If this doesn't fall under "irony", I don't know what does.
In reading this Montreal Gazette article, please keep in mind that Dr. Jacques Chaoulli is the man who got the Supreme Court of Canada to strike down a Québec ban on private insurance covering medically essential procedures - on the grounds that people would have to wait too long for treatment. Typically, the news item doesn't even correlate that this is the same Chaoulli:
No one is sure just how long Jean-Jacques Sauvageau sat in the clinic's waiting room, dead.
His head was slumped over and his dentures had fallen out onto the floor when a doctor came and took his pulse, then left him there a while longer.
But it seemed like an eternity to the three witnesses testifying yesterday at the coroner's inquest into the man's death - and his disturbing after-death. ...
Jacques Chaoulli, the doctor who took Sauvageau's pulse around 4 p.m., testified that he also spoke to Sauvageau, listened for a heartbeat and pinched him.
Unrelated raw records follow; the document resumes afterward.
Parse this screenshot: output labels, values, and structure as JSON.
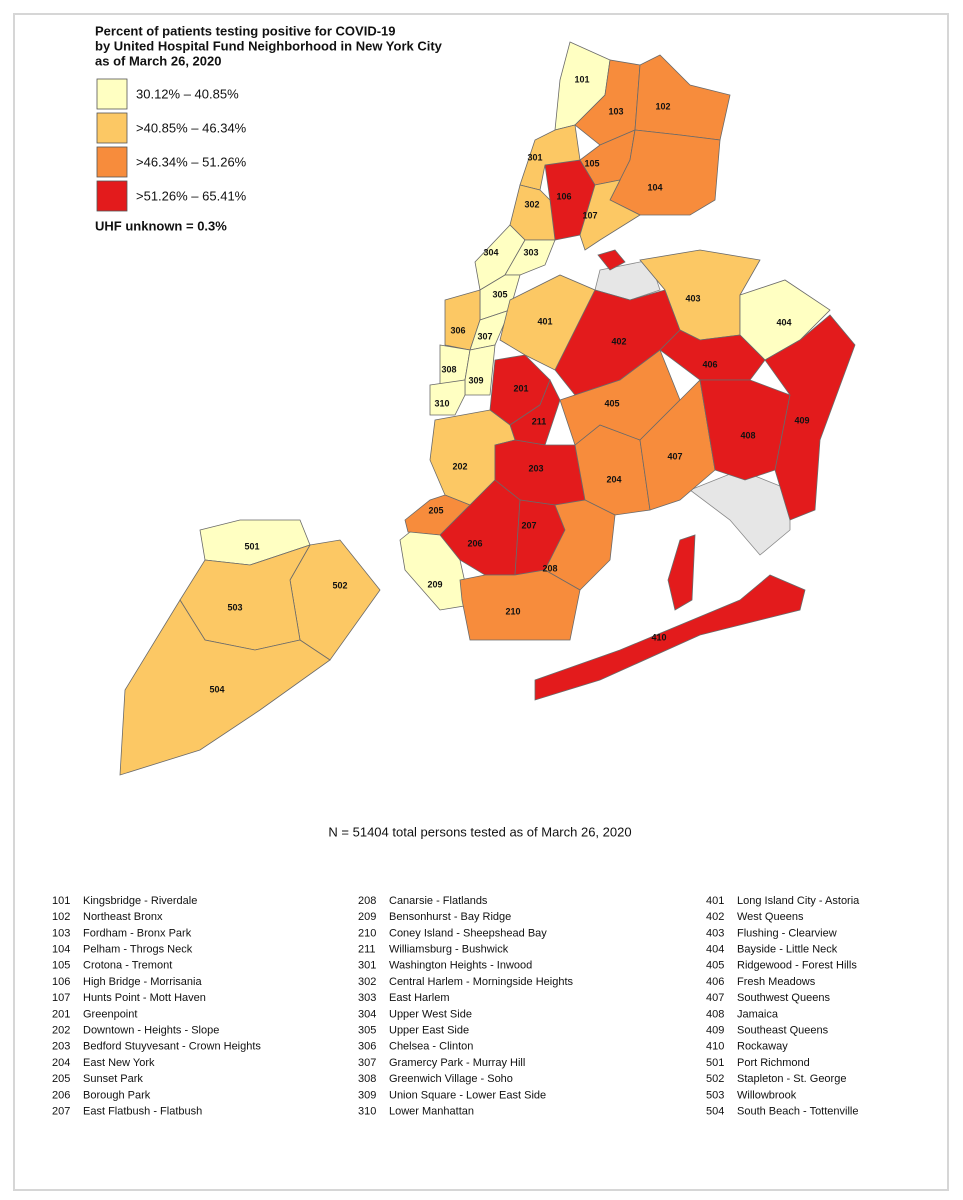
{
  "title": [
    "Percent of patients testing positive for COVID-19",
    "by United Hospital Fund Neighborhood in New York City",
    "as of March 26, 2020"
  ],
  "legend": [
    {
      "label": "30.12% – 40.85%",
      "color": "#ffffc2"
    },
    {
      "label": ">40.85% – 46.34%",
      "color": "#fcc864"
    },
    {
      "label": ">46.34% – 51.26%",
      "color": "#f78c3c"
    },
    {
      "label": ">51.26% – 65.41%",
      "color": "#e31b1c"
    }
  ],
  "unknown_note": "UHF unknown = 0.3%",
  "regions": [
    {
      "code": "101",
      "class": 0
    },
    {
      "code": "103",
      "class": 2
    },
    {
      "code": "102",
      "class": 2
    },
    {
      "code": "105",
      "class": 2
    },
    {
      "code": "104",
      "class": 2
    },
    {
      "code": "106",
      "class": 3
    },
    {
      "code": "107",
      "class": 1
    },
    {
      "code": "301",
      "class": 1
    },
    {
      "code": "302",
      "class": 1
    },
    {
      "code": "304",
      "class": 0
    },
    {
      "code": "303",
      "class": 0
    },
    {
      "code": "305",
      "class": 0
    },
    {
      "code": "306",
      "class": 1
    },
    {
      "code": "307",
      "class": 0
    },
    {
      "code": "308",
      "class": 0
    },
    {
      "code": "309",
      "class": 0
    },
    {
      "code": "310",
      "class": 0
    },
    {
      "code": "201",
      "class": 3
    },
    {
      "code": "211",
      "class": 3
    },
    {
      "code": "202",
      "class": 1
    },
    {
      "code": "203",
      "class": 3
    },
    {
      "code": "205",
      "class": 2
    },
    {
      "code": "206",
      "class": 3
    },
    {
      "code": "207",
      "class": 3
    },
    {
      "code": "204",
      "class": 2
    },
    {
      "code": "208",
      "class": 2
    },
    {
      "code": "209",
      "class": 0
    },
    {
      "code": "210",
      "class": 2
    },
    {
      "code": "401",
      "class": 1
    },
    {
      "code": "402",
      "class": 3
    },
    {
      "code": "403",
      "class": 1
    },
    {
      "code": "404",
      "class": 0
    },
    {
      "code": "406",
      "class": 3
    },
    {
      "code": "405",
      "class": 2
    },
    {
      "code": "407",
      "class": 2
    },
    {
      "code": "408",
      "class": 3
    },
    {
      "code": "409",
      "class": 3
    },
    {
      "code": "410",
      "class": 3
    },
    {
      "code": "501",
      "class": 0
    },
    {
      "code": "502",
      "class": 1
    },
    {
      "code": "503",
      "class": 1
    },
    {
      "code": "504",
      "class": 1
    }
  ],
  "note": "N = 51404 total persons tested as of March 26, 2020",
  "key": [
    {
      "code": "101",
      "name": "Kingsbridge - Riverdale"
    },
    {
      "code": "102",
      "name": "Northeast Bronx"
    },
    {
      "code": "103",
      "name": "Fordham - Bronx Park"
    },
    {
      "code": "104",
      "name": "Pelham - Throgs Neck"
    },
    {
      "code": "105",
      "name": "Crotona - Tremont"
    },
    {
      "code": "106",
      "name": "High Bridge - Morrisania"
    },
    {
      "code": "107",
      "name": "Hunts Point - Mott Haven"
    },
    {
      "code": "201",
      "name": "Greenpoint"
    },
    {
      "code": "202",
      "name": "Downtown - Heights - Slope"
    },
    {
      "code": "203",
      "name": "Bedford Stuyvesant - Crown Heights"
    },
    {
      "code": "204",
      "name": "East New York"
    },
    {
      "code": "205",
      "name": "Sunset Park"
    },
    {
      "code": "206",
      "name": "Borough Park"
    },
    {
      "code": "207",
      "name": "East Flatbush - Flatbush"
    },
    {
      "code": "208",
      "name": "Canarsie - Flatlands"
    },
    {
      "code": "209",
      "name": "Bensonhurst - Bay Ridge"
    },
    {
      "code": "210",
      "name": "Coney Island - Sheepshead Bay"
    },
    {
      "code": "211",
      "name": "Williamsburg - Bushwick"
    },
    {
      "code": "301",
      "name": "Washington Heights - Inwood"
    },
    {
      "code": "302",
      "name": "Central Harlem - Morningside Heights"
    },
    {
      "code": "303",
      "name": "East Harlem"
    },
    {
      "code": "304",
      "name": "Upper West Side"
    },
    {
      "code": "305",
      "name": "Upper East Side"
    },
    {
      "code": "306",
      "name": "Chelsea - Clinton"
    },
    {
      "code": "307",
      "name": "Gramercy Park - Murray Hill"
    },
    {
      "code": "308",
      "name": "Greenwich Village - Soho"
    },
    {
      "code": "309",
      "name": "Union Square - Lower East Side"
    },
    {
      "code": "310",
      "name": "Lower Manhattan"
    },
    {
      "code": "401",
      "name": "Long Island City - Astoria"
    },
    {
      "code": "402",
      "name": "West Queens"
    },
    {
      "code": "403",
      "name": "Flushing - Clearview"
    },
    {
      "code": "404",
      "name": "Bayside - Little Neck"
    },
    {
      "code": "405",
      "name": "Ridgewood - Forest Hills"
    },
    {
      "code": "406",
      "name": "Fresh Meadows"
    },
    {
      "code": "407",
      "name": "Southwest Queens"
    },
    {
      "code": "408",
      "name": "Jamaica"
    },
    {
      "code": "409",
      "name": "Southeast Queens"
    },
    {
      "code": "410",
      "name": "Rockaway"
    },
    {
      "code": "501",
      "name": "Port Richmond"
    },
    {
      "code": "502",
      "name": "Stapleton - St. George"
    },
    {
      "code": "503",
      "name": "Willowbrook"
    },
    {
      "code": "504",
      "name": "South Beach - Tottenville"
    }
  ]
}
He examined his eyes and his extremities, which were blue, while his face was now white.
But Chaoulli said he did not try to resuscitate him.
"I concluded that this patient must have been dead already a long enough time - I had no way of knowing how long - but long enough," Chaoulli said.
Chaoulli told a nurse to call 911 so that they could declare him dead officially, he said.
As for why Chaoulli left the body there for what he says was another 10 minutes - he explained he felt the waiting room had become akin to "the scene of a crime." The death in a public place would require an investigation, he explained, and "the police wouldn't want us to touch the body."